Stone looked at the photograph of Holly at the podium, delivering her address. Over her shoulder, he could see himself. He held it up. “That’s me.”
“How about the two people right behind you?”
Stone looked at them. “I don’t know them, so this is just a guess: Donald and Patricia Clark?”
“Bingo.”
“I was never introduced to them, and I didn’t see them at the luncheon for, among others, the new cabinet, at the White House.”
“You expect me to believe that?” Deb asked.
“I expect you to, once you’ve run down the speech and figured out the exact time this was taken.”
“Okay, Stone. You’re no longer a suspect. Still, there’s something you’re not telling me.”
Dino spoke. “You’re right. The name he has refused to speak is that of our new president. He’s her date for today and tonight.”
“Oh,” Deb said, and polished off her drink.

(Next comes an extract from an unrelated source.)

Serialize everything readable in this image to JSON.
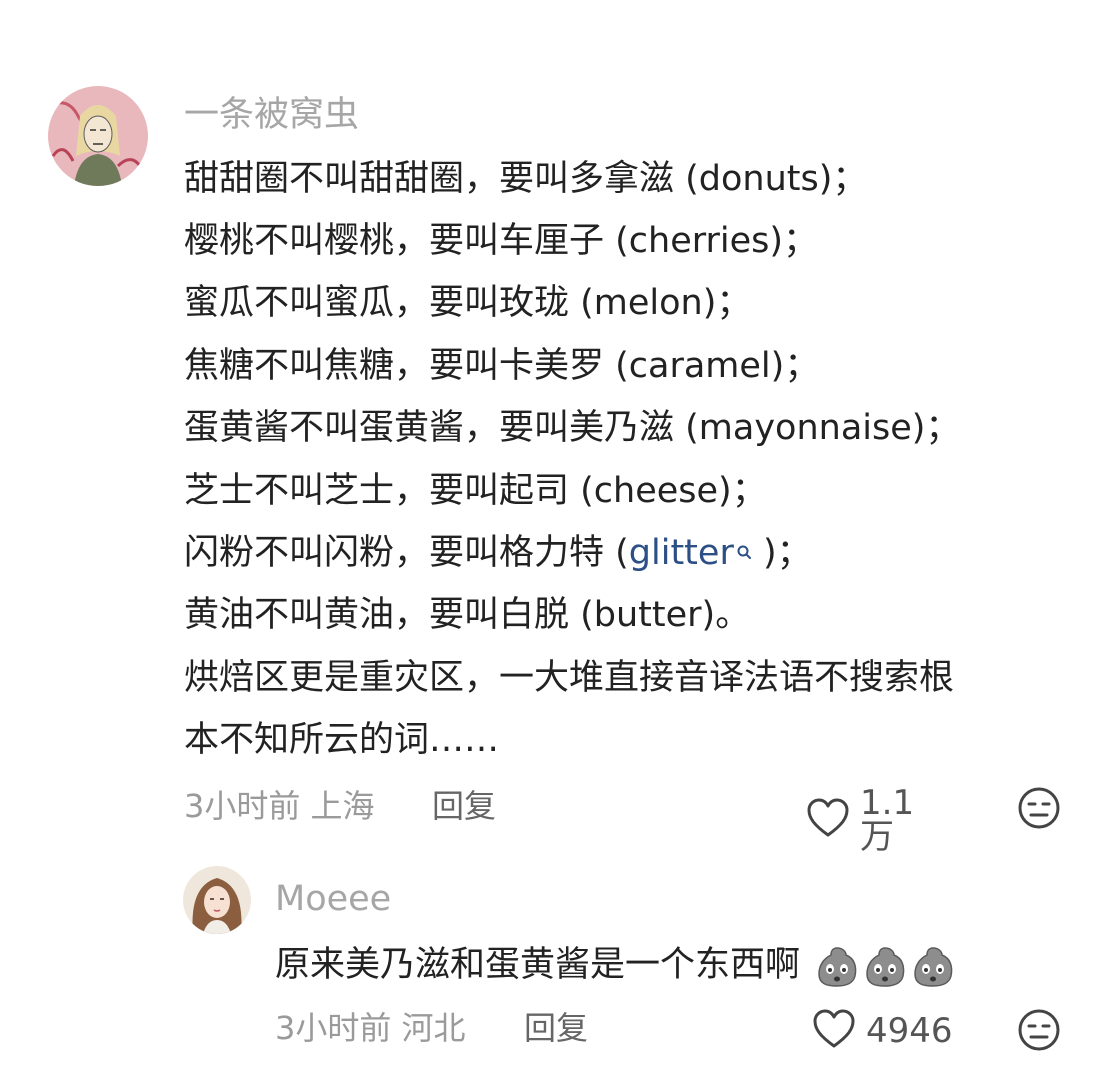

“Well, Deb,” Stone said. “If you’ll excuse me, I think I’ll have a nap. I’d be grateful if you’d try not to ruin the president’s evening.”
“I’ll see what I can do,” Deb said, rising. In a moment, she was gone, followed closely by Valentino.
Stone, Viv, and Dino were driven to the White House, where they were put through the entry drill again, then taken up to the family quarters. They were seated in front of the fireplace while a butler took their drink orders.
Holly swept into the room as they took their first sip, and they were all on their feet.
“Oh, sit down,” Holly said, taking a seat next to Stone. “It’s just us.”
“You’d better get used to it,” Stone said. “It’s going to happen every time you walk into a room, for the rest of your life.”
“I hate it when you’re right,” she said, accepting delivery of her drink. “This one’s going to have to last for the first half of the evening,” she said, raising her glass. “I’m going to have to remain semi-sober, which is a fine point somewhere between being charming and being an embarrassment.”
“Don’t worry,” Stone said. “You’ll do fine.”
Half an hour later the butler entered. “Excuse me, Madam President,” he said. “Your car is ready.”
There were four balls at which Holly had to make an appearance. The first was for moderate donors and lower-level campaign staff, at an enormous armory somewhere. Holly shook about five hundred hands, then a unit of the United States Marine Band started to play a waltz. Stone took Holly’s hand and let her lead him to the floor, which everyone cleared, except photographers and cameramen with handheld TV cameras. They danced two numbers, then were whisked out of the building and on to ball number two, in a hotel ballroom, which was peopled by larger donors and campaign staff who were being retained to work at the White House.